Tom Rusk, M.D. is Chief of Adult Psychiatry at Community Health & Counseling Services in Winterport, Maine. He shares his approach to minimizing the risk of SSRI-induced agitation.
Dr. Rusk has disclosed that he is a member of the speakers bureau of Pfizer, Bristol-Myers Squibb, GlaxoSmithKline, Astra Zeneca, and Eli Lilly.
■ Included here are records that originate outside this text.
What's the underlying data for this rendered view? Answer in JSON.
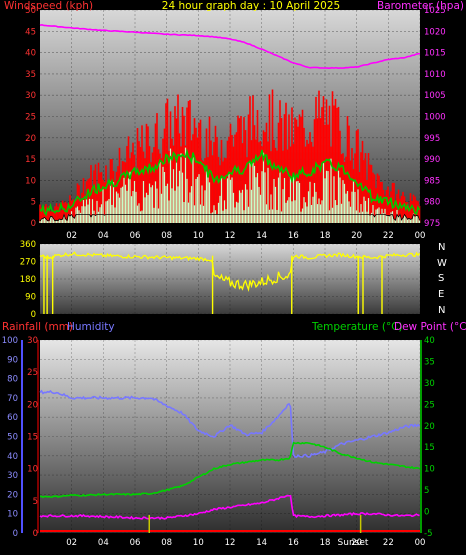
{
  "header": {
    "title": "24 hour graph day : 10 April 2025",
    "wind_label": "Windspeed (kph)",
    "baro_label": "Barometer (hpa)"
  },
  "direction_panel": {
    "compass": [
      "N",
      "W",
      "S",
      "E",
      "N"
    ]
  },
  "lower_header": {
    "rain_label": "Rainfall (mm)",
    "hum_label": "Humidity",
    "temp_label": "Temperature (°C)",
    "dew_label": "Dew Point (°C)"
  },
  "markers": {
    "sunrise": "",
    "sunset": "Sunset"
  },
  "colors": {
    "wind_gust": "#ff0000",
    "wind_avg": "#00c800",
    "wind_speed": "#c8ffc8",
    "barometer": "#ff00ff",
    "direction": "#ffff00",
    "humidity": "#7878ff",
    "temperature": "#00d200",
    "dew_point": "#ff00ff",
    "rain": "#ff0000",
    "sun_marker": "#c8c800"
  },
  "chart_data": [
    {
      "type": "line",
      "title": "24 hour graph day : 10 April 2025",
      "x_ticks": [
        "02",
        "04",
        "06",
        "08",
        "10",
        "12",
        "14",
        "16",
        "18",
        "20",
        "22",
        "00"
      ],
      "y_left": {
        "label": "Windspeed (kph)",
        "ticks": [
          "0",
          "5",
          "10",
          "15",
          "20",
          "25",
          "30",
          "35",
          "40",
          "45",
          "50"
        ],
        "range": [
          0,
          50
        ]
      },
      "y_right": {
        "label": "Barometer (hpa)",
        "ticks": [
          "975",
          "980",
          "985",
          "990",
          "995",
          "1000",
          "1005",
          "1010",
          "1015",
          "1020",
          "1025"
        ],
        "range": [
          975,
          1025
        ]
      },
      "series": [
        {
          "name": "Barometer (hpa)",
          "axis": "right",
          "x": [
            0,
            2,
            4,
            6,
            8,
            10,
            11,
            12,
            13,
            14,
            15,
            16,
            17,
            18,
            19,
            20,
            21,
            22,
            23,
            24
          ],
          "values": [
            1021.5,
            1020.8,
            1020.2,
            1019.8,
            1019.3,
            1019,
            1018.7,
            1018.2,
            1017.3,
            1015.8,
            1014.2,
            1012.6,
            1011.5,
            1011.4,
            1011.4,
            1011.6,
            1012.5,
            1013.4,
            1013.8,
            1014.8
          ]
        },
        {
          "axis": "left",
          "x": [
            0,
            1,
            2,
            3,
            4,
            5,
            6,
            7,
            8,
            9,
            10,
            11,
            12,
            13,
            14,
            15,
            16,
            17,
            18,
            19,
            20,
            21,
            22,
            23,
            24
          ],
          "values": [
            5,
            4,
            6,
            12,
            14,
            16,
            19,
            22,
            26,
            27,
            26,
            20,
            24,
            25,
            30,
            26,
            24,
            27,
            29,
            25,
            20,
            13,
            9,
            7,
            5
          ]
        },
        {
          "axis": "left",
          "x": [
            0,
            1,
            2,
            3,
            4,
            5,
            6,
            7,
            8,
            9,
            10,
            11,
            12,
            13,
            14,
            15,
            16,
            17,
            18,
            19,
            20,
            21,
            22,
            23,
            24
          ],
          "values": [
            3,
            3,
            4,
            7,
            9,
            10,
            12,
            13,
            15,
            16,
            15,
            10,
            12,
            13,
            16,
            13,
            11,
            12,
            14,
            13,
            10,
            6,
            5,
            4,
            3
          ]
        },
        {
          "axis": "left",
          "x": [
            0,
            1,
            2,
            3,
            4,
            5,
            6,
            7,
            8,
            9,
            10,
            11,
            12,
            13,
            14,
            15,
            16,
            17,
            18,
            19,
            20,
            21,
            22,
            23,
            24
          ],
          "values": [
            1,
            1,
            2,
            4,
            6,
            7,
            8,
            9,
            11,
            12,
            11,
            6,
            8,
            9,
            11,
            9,
            7,
            8,
            10,
            9,
            6,
            3,
            2,
            2,
            1
          ]
        }
      ]
    },
    {
      "type": "line",
      "y_left": {
        "ticks": [
          "360",
          "270",
          "180",
          "90",
          "0"
        ],
        "range": [
          0,
          360
        ]
      },
      "series": [
        {
          "axis": "left",
          "x": [
            0,
            0.6,
            1,
            2,
            4,
            6,
            8,
            10,
            10.8,
            11,
            12,
            13,
            14,
            15,
            15.8,
            16,
            17,
            18,
            19,
            20,
            21,
            22,
            23,
            24
          ],
          "values": [
            300,
            290,
            300,
            310,
            300,
            295,
            290,
            285,
            280,
            190,
            160,
            150,
            165,
            190,
            200,
            300,
            290,
            300,
            305,
            295,
            290,
            300,
            305,
            305
          ]
        }
      ]
    },
    {
      "type": "line",
      "y_left": {
        "label": "Humidity",
        "ticks": [
          "0",
          "10",
          "20",
          "30",
          "40",
          "50",
          "60",
          "70",
          "80",
          "90",
          "100"
        ],
        "range": [
          0,
          100
        ]
      },
      "y_rain": {
        "label": "Rainfall (mm)",
        "ticks": [
          "0",
          "5",
          "10",
          "15",
          "20",
          "25",
          "30"
        ],
        "range": [
          0,
          30
        ]
      },
      "y_right": {
        "label": "Temperature (°C)",
        "ticks": [
          "-5",
          "0",
          "5",
          "10",
          "15",
          "20",
          "25",
          "30",
          "35",
          "40"
        ],
        "range": [
          -5,
          40
        ]
      },
      "series": [
        {
          "name": "Humidity",
          "axis": "left",
          "x": [
            0,
            1,
            2,
            3,
            4,
            5,
            6,
            7,
            8,
            9,
            10,
            11,
            12,
            13,
            14,
            15,
            15.8,
            16,
            17,
            18,
            19,
            20,
            21,
            22,
            23,
            24
          ],
          "values": [
            73,
            73,
            70,
            70,
            70,
            70,
            70,
            70,
            66,
            62,
            53,
            50,
            56,
            51,
            52,
            60,
            68,
            40,
            40,
            42,
            46,
            48,
            50,
            52,
            55,
            56
          ]
        },
        {
          "name": "Temperature (°C)",
          "axis": "right",
          "x": [
            0,
            1,
            2,
            3,
            4,
            5,
            6,
            7,
            8,
            9,
            10,
            11,
            12,
            13,
            14,
            15,
            15.8,
            16,
            17,
            18,
            19,
            20,
            21,
            22,
            23,
            24
          ],
          "values": [
            3.5,
            3.5,
            3.8,
            3.8,
            4,
            4,
            4,
            4.2,
            5,
            6,
            8,
            10,
            11,
            11.5,
            12,
            12,
            12.5,
            16,
            16,
            15,
            13.5,
            12.5,
            11.5,
            11,
            10.5,
            10
          ]
        },
        {
          "name": "Dew Point (°C)",
          "axis": "right",
          "x": [
            0,
            1,
            2,
            3,
            4,
            5,
            6,
            7,
            8,
            9,
            10,
            11,
            12,
            13,
            14,
            15,
            15.8,
            16,
            17,
            18,
            19,
            20,
            21,
            22,
            23,
            24
          ],
          "values": [
            -1,
            -1,
            -1,
            -1,
            -1.2,
            -1.3,
            -1.5,
            -1.5,
            -1.5,
            -1,
            -0.5,
            0.5,
            1,
            1.5,
            2,
            3,
            4,
            -1,
            -1.2,
            -1,
            -0.8,
            -0.5,
            -0.5,
            -0.8,
            -1,
            -0.8
          ]
        },
        {
          "name": "Rainfall (mm)",
          "axis": "rain",
          "x": [
            0,
            24
          ],
          "values": [
            0,
            0
          ]
        }
      ]
    }
  ]
}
“Eight or nine years ago I had a couple of young adults become highly agitated and violent in the week after I started an SSRI (paroxetine in both cases). One beat up his girlfriend badly despite the lack of any history of violence previously. (I have since become dissatisfied with paroxetine because it seems to carry the worst risk of every bad side effect of SSRIs -- discontinuation syndrome, sexual side effects, fatigue, etc., with no clear benefits compared with other SSRIs.) But regarding the specific issues of violence and suicidality, I have learned to initiate any SSRI at much lower than recommended dosages in all patients: 12.5 mg sertraline, 5mg fluoxetine, 5 mg escitalopram, and so forth, in order to diminish the tendency of these medications to cause initial agitation. The vast majority of our patients have had psychiatric symptoms for months or more often years, so why not start very low and go very slow in everyone including the young, old, and medically ill? With responsible patients, I often encourage them to increase after several days if they are not experiencing any agitation. I have had almost no problem with initial agitation in adolescents or anyone else since taking this approach.”